Vagabond (Mark Eveleigh): This is our next Storysmith bookgroup selection (theme: literary road trip). I really loved this book (published in 2024). Eveleigh has been a travel writer/journalist (I like his style of writing) for the past 25 years (he’s 54) and the book relates to a 1,225km solo hike – inspired by a nomadic vagabundo (vagabond/tramp) he met decades ago - across the Iberian Peninsula, from Gibraltar in the south to Estaca de Bares (Spain’s most northerly tip) carrying just a backpack and a hammock.
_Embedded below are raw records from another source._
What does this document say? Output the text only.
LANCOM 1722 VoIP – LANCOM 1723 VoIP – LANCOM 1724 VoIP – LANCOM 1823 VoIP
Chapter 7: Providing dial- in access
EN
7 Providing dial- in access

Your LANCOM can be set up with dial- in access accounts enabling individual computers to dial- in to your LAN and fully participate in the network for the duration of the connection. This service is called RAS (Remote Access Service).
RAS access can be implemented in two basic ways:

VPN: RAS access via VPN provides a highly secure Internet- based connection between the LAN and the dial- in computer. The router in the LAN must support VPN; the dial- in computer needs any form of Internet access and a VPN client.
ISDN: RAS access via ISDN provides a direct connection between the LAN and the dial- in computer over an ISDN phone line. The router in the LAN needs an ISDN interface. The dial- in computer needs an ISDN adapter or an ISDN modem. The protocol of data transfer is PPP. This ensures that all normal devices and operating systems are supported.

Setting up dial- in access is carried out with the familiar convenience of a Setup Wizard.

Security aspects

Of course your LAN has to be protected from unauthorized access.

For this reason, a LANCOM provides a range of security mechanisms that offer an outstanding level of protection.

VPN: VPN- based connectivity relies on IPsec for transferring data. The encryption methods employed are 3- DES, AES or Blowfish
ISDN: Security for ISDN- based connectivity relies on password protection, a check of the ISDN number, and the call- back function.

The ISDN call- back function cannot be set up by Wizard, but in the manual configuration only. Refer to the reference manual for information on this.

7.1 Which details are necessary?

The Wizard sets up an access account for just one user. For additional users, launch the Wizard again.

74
I very much enjoyed the slow rhythm of the book – the walking-pace journey (although he actually completed his trek in 35 days – that’s 35km/nearly 22 miles per day!) and the fact that he hadn’t set himself any particular goals or time targets and was happy to take detours if something struck him to be of particular interest. Although he did occasionally stay in a hostel (some of the journey was part of the many Camino trails to Santiago de Compostela – although Eveleigh was travelling in the opposite direction of course), his main objective was live ‘under the stars’. Having said this, he was happy to use some of the bars and simple restaurants he encountered en route (and to replenish his water bottles). It’s a story about a trip he’d been promising himself and something of a celebration of rural Spain (he’s a UK citizen but had lived in Spain for several years in his 20s/30s and so language was not an issue). It’s something of a pilgrimage… it’s about the journey; the people he met on the way (and the rural communities); the challenges he faced (including the heat and his agonising blisters!); the history of his surroundings; and the value of slowing down and noticing things. A beautiful book.